Prolonged Exposure (PE; Foa, Hembree, & Rothbaum, 2007) is an exposure-based, time-limited therapy for post-traumatic stress disorder (PTSD). It combines both in-session imaginal exposure exercises and out of session practices to increase emotional processing of the traumatic events and break the cycle of avoidance that has been theorized to underlie many of the unwanted and often debilitating symptoms of PTSD. The average number of sessions for a round of PE is 8-15, but this may vary depending on number, type, and chronicity of traumas experienced. Sessions are highly structured, range from 60-120 minutes in length, and include homework and out of session exercises. There is a strong research basis for PE, with clinical trials demonstrating its efficacy across a number of populations and conditions (Foa, 2011).


DBT-PE (Harned, Korslund, Foa, & Linehan, 2012) was developed to treat PTSD among those with a diagnosis of BPD and/or related issues (e.g., suicidality, self-harm) who are also receiving DBT. DBT-PE is intensive as it includes both weekly comprehensive DBT programming (individual + group sessions) and weekly PE sessions (as described above). DBT-PE thoughtfully and comprehensively addresses PTSD in the context of high-risk behaviors and safety concerns. Research support for DBT-PE is mounting with studies demonstrating promising results (Harned, Korslund, & Linehan, 2014).

Cognitive Processing Therapy (CPT)

Cognitive Processing Therapy (CPT; Resick & Schnicke, 1993) is a time-limited, cognitive behavioral therapy treatment that operates under the premise that the modification of thoughts related to the trauma will produce improvements in emotions and behavior. Over time, the aim of treatment is to help individuals understand how their experience of the trauma affected their view of themselves, others, and the world, and then to learn new, more helpful ways of thinking. CPT sessions are 60 minutes long, highly structured, and include the assignment of out-of-session homework. The average length for a round of CPT is 6-24 sessions. Research support for CPT is strong, with a number of studies demonstrating efficacy (Cusak et al., 2015).

Grief Treatment/ Grief Counseling

Grief is a universal human experience and it is a privilege to share the journey with those who have suffered loss. Lives are permanently changed by the experience of loss, and yet still there is the capacity to proceed with a satisfying future, and even experiences of joy, following the death of someone we are close to.

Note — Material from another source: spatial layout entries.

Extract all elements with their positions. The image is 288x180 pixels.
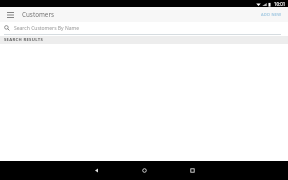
button[interactable]: Recent apps [179, 161, 205, 180]
staticText: 10:01 [274, 1, 286, 7]
staticText: ADD NEW [261, 12, 282, 17]
staticText: Customers [22, 10, 55, 19]
staticText: SEARCH RESULTS [4, 37, 44, 43]
staticText: Search Customers By Name [14, 25, 80, 32]
button[interactable]: Home [131, 161, 157, 180]
button[interactable]: Back [83, 161, 109, 180]
button[interactable]: ADD NEW [259, 8, 284, 21]
button[interactable]: Open navigation drawer [4, 8, 17, 21]
button[interactable]: Search Customers By Name [0, 22, 288, 36]
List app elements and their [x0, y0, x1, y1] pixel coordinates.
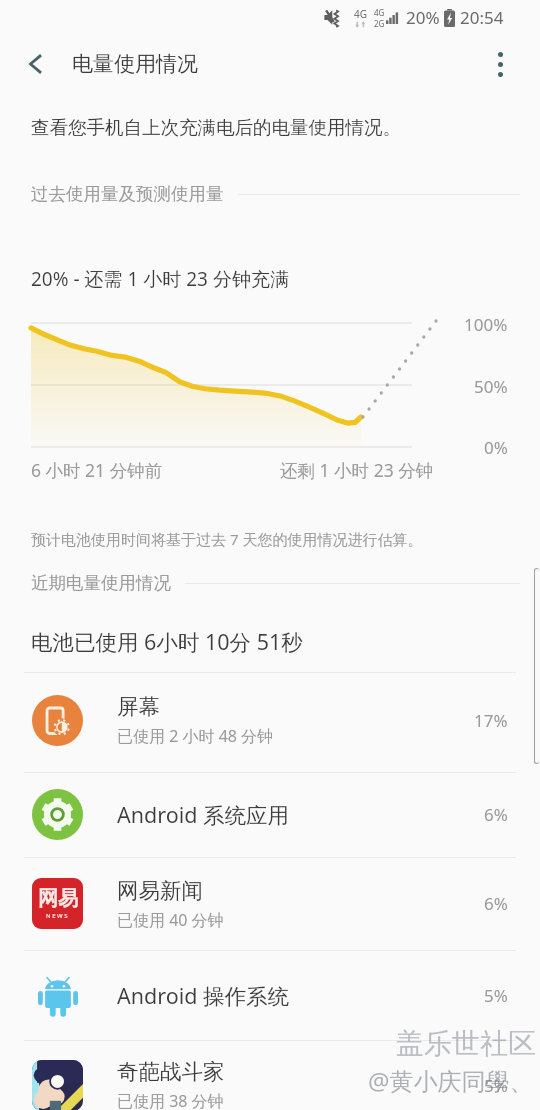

The goal of Complicated Grief Treatment (CGT) is to release people from the pain that can dominate their experience and compromise their hope for a meaningful future. CGT is a 16-session evidence-based intervention with a 70% efficacy rate in helping people to integrate their experiences of loss. The process aims to restore their ability to experience joy and satisfaction in life while accepting the finality and consequences of their loss and maintaining a connection to the person who died. This treatment is intended and effective for those who experience yearning, longing and sorrow, frequent preoccupying thoughts of the deceased, difficulty accepting the loss, and persistent intense emotional or physiological activation when experiencing reminders of the loss.

It has been said that grief is the form that love takes when someone we care about dies. Complicated Grief Treatment can be a pathway to honoring the experience of grief, and is individualized to each person’s unique circumstances of loss.